Ma perché si riconsidera proprio il lavoro? «La pandemia, come si è detto più volte, ha enfatizzato elementi già presenti. Tra questi c’è il fatto che il lavoro non è mai centrale nel dibattito pubblico, se ne parla poco e ci si concentra su pensioni e ammortizzatori sociali». Eppure da tempo «c’è una fortissima richiesta di significatività sui luoghi di lavoro», cioè «si chiede senso – che viene espresso con la parola “felicità”, ma vuol dire in realtà autonomia e libertà».
Nel dialogo tra Iacci e Galimberti, ricco di suggestioni e riferimenti («Abbiamo toccato tutti i punti, cercando di condensarli nelle pagine del libro»), la concezione di felicità è attiva. Ripresa dalla tradizione antica, è la possibilità di realizzare se stessi e trovarsi bene nell’ambiente in cui si vive. Ma per realizzarsi, spiegano, bisogna conoscere bene la propria natura (cosa in sé già molto difficile e ostacolata dalla cultura contemporanea del lavoro) e seguire la cosiddetta vocazione, quella che veniva chiamata dai giapponesi «il messaggio dell’imperatore». È da qui che si può costruire una versione della propria vita lavorativa in linea con se stessi.
«Il lavoro è il primo momento di relazione sociale adulta», forse anche l’ultimo. È parte fondamentale dell’essere umano, che non può restare senza attività e non può non desiderare di svolgerla nel migliore dei modi. «Quando sono stato ad Auschwitz ho compreso che per annientare la personalità di qualcuno bisogna dileggiare il lavoro». E anche lo scrittore Primo Levi raccontava, con stupore, come gli stessi prigionieri del Lager si impegnassero a fare bene i compiti che venivano assegnati. «Questo perché il lavoro non è una sovrastruttura, bensì un dato originario interno. Ora ci si chiede come si faccia a essere felici malgrado, nonostante o dopo il lavoro: ma la verità è che dobbiamo essere felici nel lavoro. Perché il lavoro è elemento originario dell’identità».
La prospettiva invece è quella di un progressivo affrancamento dal lavoro: la tecnologia si sostituirà all’uomo, ne assumerà le fatiche e i compiti. Sarà un passo in avanti? «C’è chi vede la tecnica come un aspetto palingenetico, grazie al quale l’umanità sarà libera dalla fatica. Ma non è positivo, perché il lavoro fa parte della natura umana. Anzi, va detto con chiarezza il lavoro è l’unica possibilità di realizzazione possibile per gli esseri umani.

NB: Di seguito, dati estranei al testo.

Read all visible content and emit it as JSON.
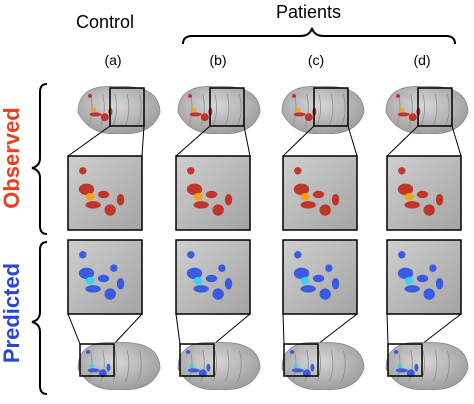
{
  "header": {
    "control": "Control",
    "patients": "Patients"
  },
  "columns": [
    {
      "label": "(a)"
    },
    {
      "label": "(b)"
    },
    {
      "label": "(c)"
    },
    {
      "label": "(d)"
    }
  ],
  "rows": {
    "observed": {
      "label": "Observed",
      "color": "#e8401c"
    },
    "predicted": {
      "label": "Predicted",
      "color": "#2a45d6"
    }
  },
  "colors": {
    "brain": "#bdbdbd",
    "observed_activation": "#c0281a",
    "observed_hot": "#f6a21a",
    "predicted_activation": "#2b50e6",
    "predicted_hot": "#3fd0f0"
  }
}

Sfuggire a questo significa condannarsi all’infelicità».
È in questo spazio ristretto, ricavato da quanto concede a ciascuno l’epoca della tecnica, che bisogna far partire l’indagine su di sé, capire le proprie priorità, scoprire la natura profonda e svelare le vocazioni (ma non sarà facile, perché «il tuo primo nemico sei tu»), anche in rapporto all’ambiente vicino. A quel punto si dovrà scegliere il lavoro più adatto e giusto, che non sarà fonte di infelicità.
Serve un cambio di cultura: è questo il senso profondo del libro. «Le giovani generazioni ci guardano in silenzio e ci giudicano. Non parlano, ma vedono che non stiamo dando loro un futuro buono: il pianeta è malconcio e non c’è possibilità di un lavoro liberato». È qui che i più giovani, senza prospettive, riprendono in mano «la possibilità di un destino. Galimberti li chiama “nichilisti attivi. Sono teenager che incarnano i venti di contestazione attuali e su cui dovremo misurarci».